Le enseñé mis manos muy contenta:
—¿Has visto mis garras? Creo que están casi recuperadas.
—¿Es una amenaza? —replicó con una media sonrisa.
—No —protesté, frunciendo el ceño—. Creo que he soñado que las volvía a perder —admití pausadamente, y sonreí contemplando mis manos—. Pero siguen aquí.
Lénisu puso los ojos en blanco.
—Sí. Será mejor que no las enseñes mucho a los medianos. Podrían confundirte con un atroshás. Aunque no estarían tan equivocados —añadió pensativo, como hablándose a sí mismo.
Le di un empujón mientras nos encaminábamos hacia fuera.
—Si fuera un atroshás tendría escamas negras —repliqué.
Me echó un vistazo y asintió.
—Cierto. Un atroshás rosa… no creo que se hayan visto muchos.
—¿Y quién con dos dedos de frente ha visto un atroshás? —intervino Dolgy Vranc.
—Mi padre vio uno —dijo Stalius mientras caminábamos por las galerías, siguiendo a un mediano que no parecía tener mucho más de veinte años.
Dolgy Vranc hizo una mueca, incómodo.
—¿De veras?
—Murió combatiéndolo él solito —afirmó.
Lénisu intercambió una mirada conmigo y supe que estábamos pensando lo mismo antes de que dijera:
—Y si estaba solo, ¿cómo puedes saber que fue realmente un atroshás lo que lo mató?
Stalius frunció el ceño pero repitió:
—Murió combatiendo un atroshás en el macizo de los Extradios.
—Oh. Claro —dijo Lénisu meditativo—. De todas formas, Dolgy Vranc tiene razón. Nadie con dos dedos de frente querría ver a un atroshás.
—Lénisu —murmuró Aleria, inquieta.
Stalius apretó los dientes pero no contestó y siguió andando con los hombros tensos.
—Lénisu, no deberías meterte así con él —le murmuré—. Recuerdo haber visto en un libro que para los de Acaraus los ancestros son algo así como los dioses de la familia.
Lénisu suspiró.
—Si no puedo decir lo que pienso a una persona, esa persona no se merece mi consideración, y menos mi amistad.

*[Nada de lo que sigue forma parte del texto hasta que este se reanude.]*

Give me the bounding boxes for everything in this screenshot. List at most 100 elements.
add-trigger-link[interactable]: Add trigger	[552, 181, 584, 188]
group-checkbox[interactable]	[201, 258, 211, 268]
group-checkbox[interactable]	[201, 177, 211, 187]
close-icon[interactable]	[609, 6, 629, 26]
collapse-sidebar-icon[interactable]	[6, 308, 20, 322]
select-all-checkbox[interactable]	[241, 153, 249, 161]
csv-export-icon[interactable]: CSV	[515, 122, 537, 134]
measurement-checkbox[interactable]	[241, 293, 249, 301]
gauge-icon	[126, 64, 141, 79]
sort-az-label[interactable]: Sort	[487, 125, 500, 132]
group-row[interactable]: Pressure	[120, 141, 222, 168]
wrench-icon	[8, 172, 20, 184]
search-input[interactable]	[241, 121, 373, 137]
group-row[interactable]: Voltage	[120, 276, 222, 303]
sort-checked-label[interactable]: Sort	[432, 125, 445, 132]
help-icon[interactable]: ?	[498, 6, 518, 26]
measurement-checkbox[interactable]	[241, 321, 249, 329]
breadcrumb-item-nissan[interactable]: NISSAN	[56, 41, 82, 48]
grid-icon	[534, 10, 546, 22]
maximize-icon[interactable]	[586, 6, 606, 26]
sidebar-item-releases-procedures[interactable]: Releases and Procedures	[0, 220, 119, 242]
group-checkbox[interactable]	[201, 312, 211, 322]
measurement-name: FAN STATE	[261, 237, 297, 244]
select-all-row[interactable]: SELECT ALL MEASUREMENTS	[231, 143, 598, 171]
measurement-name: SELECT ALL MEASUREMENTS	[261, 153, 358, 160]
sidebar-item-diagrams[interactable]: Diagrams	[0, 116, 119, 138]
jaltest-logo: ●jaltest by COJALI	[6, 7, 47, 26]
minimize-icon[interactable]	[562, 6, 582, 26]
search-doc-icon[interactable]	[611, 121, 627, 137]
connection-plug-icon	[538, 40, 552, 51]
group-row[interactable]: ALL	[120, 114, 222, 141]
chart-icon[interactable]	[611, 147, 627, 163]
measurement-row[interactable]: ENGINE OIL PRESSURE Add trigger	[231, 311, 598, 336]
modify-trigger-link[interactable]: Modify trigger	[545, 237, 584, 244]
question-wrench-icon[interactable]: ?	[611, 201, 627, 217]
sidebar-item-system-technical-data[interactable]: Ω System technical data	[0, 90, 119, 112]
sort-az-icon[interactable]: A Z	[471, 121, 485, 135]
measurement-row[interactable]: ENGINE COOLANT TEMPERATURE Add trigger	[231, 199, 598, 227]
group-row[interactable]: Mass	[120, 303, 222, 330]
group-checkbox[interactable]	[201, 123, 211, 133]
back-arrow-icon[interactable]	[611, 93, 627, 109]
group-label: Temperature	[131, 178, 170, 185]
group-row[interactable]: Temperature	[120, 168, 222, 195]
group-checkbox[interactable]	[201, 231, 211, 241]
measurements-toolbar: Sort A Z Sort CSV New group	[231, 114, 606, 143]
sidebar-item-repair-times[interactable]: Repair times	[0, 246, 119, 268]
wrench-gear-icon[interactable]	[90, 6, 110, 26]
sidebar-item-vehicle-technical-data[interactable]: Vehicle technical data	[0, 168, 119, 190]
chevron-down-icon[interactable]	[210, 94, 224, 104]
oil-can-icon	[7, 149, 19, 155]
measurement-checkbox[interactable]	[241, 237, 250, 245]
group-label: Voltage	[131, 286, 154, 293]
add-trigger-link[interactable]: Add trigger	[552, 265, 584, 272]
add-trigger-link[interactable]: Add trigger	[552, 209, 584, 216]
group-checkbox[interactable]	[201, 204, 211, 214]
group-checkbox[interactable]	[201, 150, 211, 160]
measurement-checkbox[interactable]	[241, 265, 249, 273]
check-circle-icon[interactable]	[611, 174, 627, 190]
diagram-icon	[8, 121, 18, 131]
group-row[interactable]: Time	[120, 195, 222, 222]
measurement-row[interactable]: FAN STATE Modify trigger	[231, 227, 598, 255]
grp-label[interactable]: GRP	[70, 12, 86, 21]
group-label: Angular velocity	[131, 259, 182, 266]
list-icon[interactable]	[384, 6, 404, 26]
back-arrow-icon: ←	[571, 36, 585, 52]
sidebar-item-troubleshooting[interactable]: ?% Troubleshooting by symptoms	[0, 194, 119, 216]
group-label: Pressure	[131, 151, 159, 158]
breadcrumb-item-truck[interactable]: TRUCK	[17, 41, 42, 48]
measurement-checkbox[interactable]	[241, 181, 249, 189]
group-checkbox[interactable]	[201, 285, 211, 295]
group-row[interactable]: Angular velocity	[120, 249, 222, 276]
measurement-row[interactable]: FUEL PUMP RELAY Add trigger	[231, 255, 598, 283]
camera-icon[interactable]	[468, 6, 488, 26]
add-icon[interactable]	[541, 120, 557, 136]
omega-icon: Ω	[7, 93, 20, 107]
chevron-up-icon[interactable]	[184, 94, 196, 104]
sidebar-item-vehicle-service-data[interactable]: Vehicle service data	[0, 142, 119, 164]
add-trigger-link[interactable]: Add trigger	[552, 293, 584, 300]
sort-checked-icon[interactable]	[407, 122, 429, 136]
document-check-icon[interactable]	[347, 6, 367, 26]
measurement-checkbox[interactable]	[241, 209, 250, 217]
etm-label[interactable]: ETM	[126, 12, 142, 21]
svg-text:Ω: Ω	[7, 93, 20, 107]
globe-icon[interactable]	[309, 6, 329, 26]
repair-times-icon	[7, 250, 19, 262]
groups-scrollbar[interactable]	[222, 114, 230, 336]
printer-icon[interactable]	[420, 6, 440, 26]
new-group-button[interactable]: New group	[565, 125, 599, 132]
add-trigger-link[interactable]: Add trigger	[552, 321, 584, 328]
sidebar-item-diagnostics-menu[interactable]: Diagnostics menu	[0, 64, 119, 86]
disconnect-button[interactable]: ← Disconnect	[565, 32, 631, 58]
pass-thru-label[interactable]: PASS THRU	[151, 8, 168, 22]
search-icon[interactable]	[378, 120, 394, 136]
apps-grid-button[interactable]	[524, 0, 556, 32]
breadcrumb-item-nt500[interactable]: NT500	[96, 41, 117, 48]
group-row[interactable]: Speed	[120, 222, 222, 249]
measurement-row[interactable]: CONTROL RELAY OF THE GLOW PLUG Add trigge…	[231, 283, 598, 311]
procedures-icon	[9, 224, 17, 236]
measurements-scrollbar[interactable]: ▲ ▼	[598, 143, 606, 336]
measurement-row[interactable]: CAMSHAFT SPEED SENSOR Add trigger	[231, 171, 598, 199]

Hice una mueca y meneé la cabeza. Me daba cuenta de que no acababa de entender a Lénisu. A veces era cruelmente cobarde, no soportaba ver sangre y no paraba de bromear. Pero al mismo tiempo tenía una personalidad más profunda. Sus réplicas se basaban en sus principios y no temía meterse con alguien más fuerte que él, siempre que supiese que no intentaría vengarse, al menos no en el instante. Además, no había podido dejar de notar que tenía una extraña forma de pronunciar la palabra «amistad».